Obviously, metaphors abound. Destruction can be respected, and renewal is a necessary part of life. I've been thinking about this a lot lately, in my new wounded/healing body. The hardening scar tissue on my chest is a badge of regeneration, proof that my body has an intelligence all its own, that life happens in even the most hurt places - in fact, life especially happens there. Whoever wrote the Wikipedia definition of "healing" notes: "Healing, assessed physically, is the process by which the cells in the body regenerate and repair to reduce the size of a damaged or necrotic area. Healing incorporates both the removal of necrotic tissue (demolition), and the replacement of this tissue." This definition is generalizable, I think, to any wound - psychic, spiritual, emotional. What is hurt is possible to heal, but first, always, demolition. There is always a way to regeneration, and I think we often know what it is - whether we like it or not, whether it scares us or not, whether we can verbalize it or not, whether it surprises us or not.

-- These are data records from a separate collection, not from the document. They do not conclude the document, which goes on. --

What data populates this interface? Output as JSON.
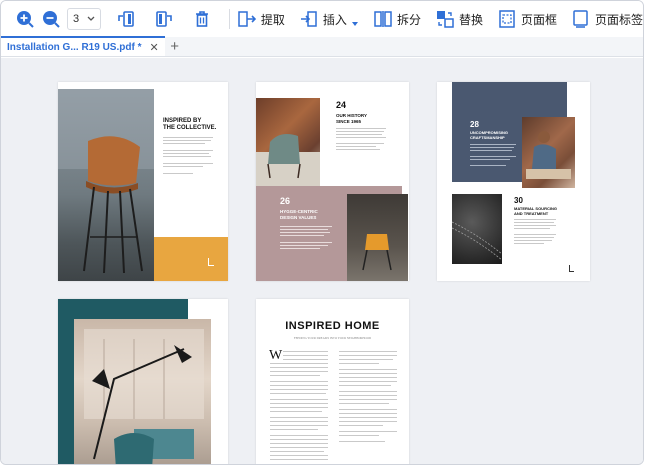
{
  "toolbar": {
    "zoom_in": "zoom-in",
    "zoom_out": "zoom-out",
    "page_value": "3",
    "extract_label": "提取",
    "insert_label": "插入",
    "split_label": "拆分",
    "replace_label": "替换",
    "page_box_label": "页面框",
    "page_label_label": "页面标签"
  },
  "tabs": [
    {
      "label": "Installation  G... R19 US.pdf *",
      "close": "✕"
    }
  ],
  "tab_add": "+",
  "pages": {
    "p1": {
      "heading_line1": "INSPIRED BY",
      "heading_line2": "THE COLLECTIVE."
    },
    "p2": {
      "number": "24",
      "heading_line1": "OUR HISTORY",
      "heading_line2": "SINCE 1965",
      "number2": "26",
      "heading2_line1": "HYGGE-CENTRIC",
      "heading2_line2": "DESIGN VALUES"
    },
    "p3": {
      "number": "28",
      "heading_line1": "UNCOMPROMISING",
      "heading_line2": "CRAFTSMANSHIP",
      "number2": "30",
      "heading2_line1": "MATERIAL SOURCING",
      "heading2_line2": "AND TREATMENT"
    },
    "p5": {
      "title": "INSPIRED HOME",
      "subtitle": "FEEDING YOUR DREAMS INTO YOUR NEIGHBORHOOD",
      "dropcap": "W"
    }
  },
  "colors": {
    "accent": "#2f6fd6",
    "icon_blue": "#2f6fd6",
    "page_orange": "#e8a640",
    "page_slate": "#4a5870",
    "page_mauve": "#b49899",
    "page_teal": "#1f5a63"
  }
}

Which leads me to Friday: the last day of my work week. The air had a slightly different quality than the days preceding as I drove to work - a wetter, colder sort of heaviness. As I spun by the still-obliterated view, the smoke looked a little different. Sure enough, a few hours into my day, the kids and I were freezing. We all struggled into extra sweatshirts and thermals, our heads covered in hoods pulled tight. I looked up and saw the famous Bay Area fog spinning across the tree tops. I thought about displaced air, about how this fog formed somewhere way off the coast and has been sucked into my landscape. I thought about witnessing this in Tilden Park, this regeneration of air itself: the smoke-filled stuff that's risen up, the foggy cloud that's swept in to take its place. I thought about the way we're all motivated to heal, each of us, every thing, every single one. And then I gave a five-year-old boy an extra sweatshirt from the lost and found and watched him happily return to playing with the other kids, despite the residual smoke and the cold of the wet and swirling air.